It was not unlike making your first cross-country journey with Lewis and Clark by your side, pioneering old hands who knew the customs and terrain.
When Jake Schreier signed on to make his feature film debut at the helm of the comedy-drama “Robot and Frank,” it was with the confidence of having a pair of venerable actors, Frank Langella and Susan Sarandon, on board.
Not to mention such young veterans as Liv Tyler, James Marsden, Jeremy Sisto and Peter Sarsgaard.
“It was very fortunate for me, certainly,” said Schreier, whose movie earned plaudits at the Sundance Film Festival. “I had great producers who really pulled this cast together. They really backed the project.”
Working with experienced talents was key, given that the Upstate New York shoot had only two weeks of prep and a mere 20 days before the camera.
“Robot and Frank” is the opening-night salvo of the fifth annual Charleston International Film Festival, which unspools Wednesday- April 15 at the Sottile Theatre downtown, with additional screenings at Cinebarre in Mount Pleasant.
The festival will showcase more than 80 films from 13 countries, with 20-plus pictures representing the work of directors in the Lowcountry and the Southeast. Entries range from features and shorts to documentaries and animations in all genres.
Apart from nightly parties, festival offerings include educational workshops hosted by the College of Charleston and the concluding awards gala.
“Robot and Frank” works from a quasi-science fiction premise, in which an elderly ex-cat burglar (Langella) with a crusty temperament is given a choice by his two grown children: accept banishment to a nursing home, where his difficulties with living alone will be “solved,” or agree to accommodate a walking, talking humanoid robot that is programmed to improve Frank’s physical and mental health.
This does not sit well, of course, but what Frank does not know, yet, is that his robotic companion may prove to be the best friend an old curmudgeon could have.
“The film has multiple themes,” said Schreier, who divides his time between New York and Los Angeles. “I would say the theme of memory is the one that comes to the forefront the most, because Frank is losing his, and the robot’s memory becomes a central feature of the story.”

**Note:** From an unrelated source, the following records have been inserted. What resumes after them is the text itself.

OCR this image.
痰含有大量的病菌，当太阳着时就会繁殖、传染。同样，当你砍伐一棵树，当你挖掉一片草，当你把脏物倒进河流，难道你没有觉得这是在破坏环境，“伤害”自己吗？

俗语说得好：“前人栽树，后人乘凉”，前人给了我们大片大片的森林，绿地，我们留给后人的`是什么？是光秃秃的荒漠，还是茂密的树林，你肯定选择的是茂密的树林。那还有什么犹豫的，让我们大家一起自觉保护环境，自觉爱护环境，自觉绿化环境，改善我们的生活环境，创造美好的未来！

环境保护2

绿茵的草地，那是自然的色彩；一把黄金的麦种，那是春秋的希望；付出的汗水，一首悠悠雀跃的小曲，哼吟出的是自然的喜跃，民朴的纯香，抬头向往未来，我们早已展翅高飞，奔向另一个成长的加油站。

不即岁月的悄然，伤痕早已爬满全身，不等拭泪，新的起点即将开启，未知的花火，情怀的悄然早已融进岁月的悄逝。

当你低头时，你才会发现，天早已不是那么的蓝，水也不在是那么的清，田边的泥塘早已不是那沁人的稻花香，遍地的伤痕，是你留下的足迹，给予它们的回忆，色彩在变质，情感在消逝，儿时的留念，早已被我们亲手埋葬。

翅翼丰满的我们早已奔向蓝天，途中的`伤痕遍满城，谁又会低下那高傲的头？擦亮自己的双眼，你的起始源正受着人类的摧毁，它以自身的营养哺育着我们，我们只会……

The script derives from a short film that “Robot and Frank” screenwriter Christopher Ford made while in film school with Schreier.
“He was inspired by these stories coming out of Japan about real people who were acting as caretakers for older citizens. This was sort of our source material. The feature-length idea developed about three years ago when Christopher and I were looking for our first full-length project,” Schreier said.
After Sundance, the CIFF screening should be a more relaxed affair, said the director.
“The premiere at Sundance was nerve-wracking. At that point, you have no control of it anymore. You have to let it go and face the music,” he said.
Georgia’s new Pin Point Heritage Museum now welcomes visitors with an evocative documentary, “Take Me to the Water,” which explores the region’s rich Gullah/Geechee culture through recollections and experiences of those who’ve lived it.
Its director, Jeff Bednarz, is only too happy that CIFF is presenting its theatrical premiere in a state equally steeped in that storied Sea Island society.
“Each community has its own specific dialect and variations, but they are part of the same continuum,” said the Dallas-based filmmaker, who shot the picture at the behest of the museum’s designers, O&H Brand Design.
“Our film centers on the tiny community of Pin Point, which was the birthplace of (Supreme Court) Justice Clarence Thomas and is one of the last black-owned pieces of waterfront property on the East Coast.”
Nestled along the Moon River east of Savannah, Pin Point was founded in 1890 by freed slaves. Its livelihood was based on the A.S. Varn & Son oyster and crab factory, which employed most of the community from 1926 until its closing in 1985, after which most of the townsfolk began to disperse.
“But now you have all these people coming back and realizing how important that culture was. Even those who moved to the Savannah area still go to church in Pin Point. They are concentrating on saving it. What’s so appealing about this is that it’s a story of family.
“And the main thing for me as a filmmaker was to sit down and listen and make sure they know I was not there to exploit them, but to help them tell their story.”
A lyrical title does not obscure the dark cautionary tale that is Charleston writer-director Charlotte Savage’s short film of drug abuse, “The Dust That Floats Behind the Sky.”
The CIFF premiere, photographed by Owen Hamilton and co-produced by Marissa Power, stars Cierah Sargent, a student at the Charleston County School of the Arts, and Ellie Cutright, a student at Wando High School, as life-long friends Caroline and Kylie, who grow from carefree children to teenagers trapped in a morass of drug use. Playing the friends as children are Mya Long and Kennedy Coupe.
“It’s fiction, but a representation of something truthful,” said Savage, a CCSA grad currently enrolled at the Savannah College of Art and Design.
“I have witnessed people going though the hardships of involvement with drugs, and as with anything I write, I will consciously draw from real life and people I’ve known.
“What you see is more implied than graphic, but I hoping it is convincing.”